Rather than just simply repeat the solution code here, I think it is useful to read the discussion about lazy loading via double-check there to grow your knowledge base. (sorry if that comes off as pompous - just trying teach to fish rather than feed blah blah blah ...)
There is a library out there (from atlassian) - one of the util classes called LazyReference. LazyReference is a reference to an object that can be lazily created (on first get). it is guarenteed thread safe, and the init is also guarenteed to only occur once - if two threads calls get() at the same time, one thread will compute, the other thread will block wait.
see a sample code:
final LazyReference<MyObject> ref = new LazyReference() {
protected MyObject create() throws Exception {
// Do some useful object construction here
return new MyObject();
}
};
//thread1
MyObject myObject = ref.get();
//thread2
MyObject myObject = ref.get();
This looks ok to me (I assume MapMaker is from google collections?) Ideally you wouldn't need to use a Map because you don't really have keys but as the implementation is hidden from any callers I don't see this as a big deal.
This is way to simple to use the ComputingMap stuff.
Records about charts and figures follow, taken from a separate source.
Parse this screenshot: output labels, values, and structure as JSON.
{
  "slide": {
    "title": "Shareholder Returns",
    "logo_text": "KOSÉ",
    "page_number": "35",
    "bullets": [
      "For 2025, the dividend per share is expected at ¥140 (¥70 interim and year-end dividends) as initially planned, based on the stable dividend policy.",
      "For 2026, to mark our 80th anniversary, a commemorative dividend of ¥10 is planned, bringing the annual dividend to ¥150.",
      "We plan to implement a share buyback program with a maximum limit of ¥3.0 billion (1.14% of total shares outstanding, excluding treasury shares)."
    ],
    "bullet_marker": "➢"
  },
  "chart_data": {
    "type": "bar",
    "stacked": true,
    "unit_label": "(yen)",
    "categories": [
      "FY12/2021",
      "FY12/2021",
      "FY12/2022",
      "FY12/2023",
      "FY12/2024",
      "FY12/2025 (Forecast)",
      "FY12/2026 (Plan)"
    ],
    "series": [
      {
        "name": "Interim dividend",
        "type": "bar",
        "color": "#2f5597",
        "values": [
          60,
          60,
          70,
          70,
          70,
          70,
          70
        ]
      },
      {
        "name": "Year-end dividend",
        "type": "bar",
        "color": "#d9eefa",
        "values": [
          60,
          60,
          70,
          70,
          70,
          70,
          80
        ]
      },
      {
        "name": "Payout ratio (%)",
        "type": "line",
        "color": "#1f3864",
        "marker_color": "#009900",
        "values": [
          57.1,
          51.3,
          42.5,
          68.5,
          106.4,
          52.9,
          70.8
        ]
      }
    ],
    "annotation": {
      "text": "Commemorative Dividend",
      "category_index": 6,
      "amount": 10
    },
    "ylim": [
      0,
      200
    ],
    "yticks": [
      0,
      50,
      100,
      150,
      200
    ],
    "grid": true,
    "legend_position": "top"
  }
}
You only need a dead simple implementation where all methods are synchronized, and you should be fine. This will obviously block the first thread hitting it (getting it), and any other thread hitting it while the first thread loads the cache (and the same again if anyone calls the invalidateCache thing - where you also should decide whether the invalidateCache should load the cache anew, or just null it out, letting the first attempt at getting it again block), but then all threads should go through nicely.
Use the Initialization on demand holder idiom
public class CountryList {
private CountryList() {}
private static class CountryListHolder {
static final List<Country> INSTANCE = new List<Country>();
}
public static List<Country> getInstance() {
return CountryListHolder.INSTANCE;
}
...
}
Follow up to Mike's solution above. My comment didn't format as expected... :(
Watch out for synchronization issues in operationB, especially since load() is slow:
public String operationB() {
if (!loaded) {
load();
loaded = true;
}
//Do whatever.
return whatever;
}
You could fix it this way:
public String operationB() {
synchronized(loaded) {
if (!loaded) {
load();
loaded = true;
}
}
//Do whatever.
return whatever;
}
Make sure you ALWAYS synchronize on every access to the loaded variable.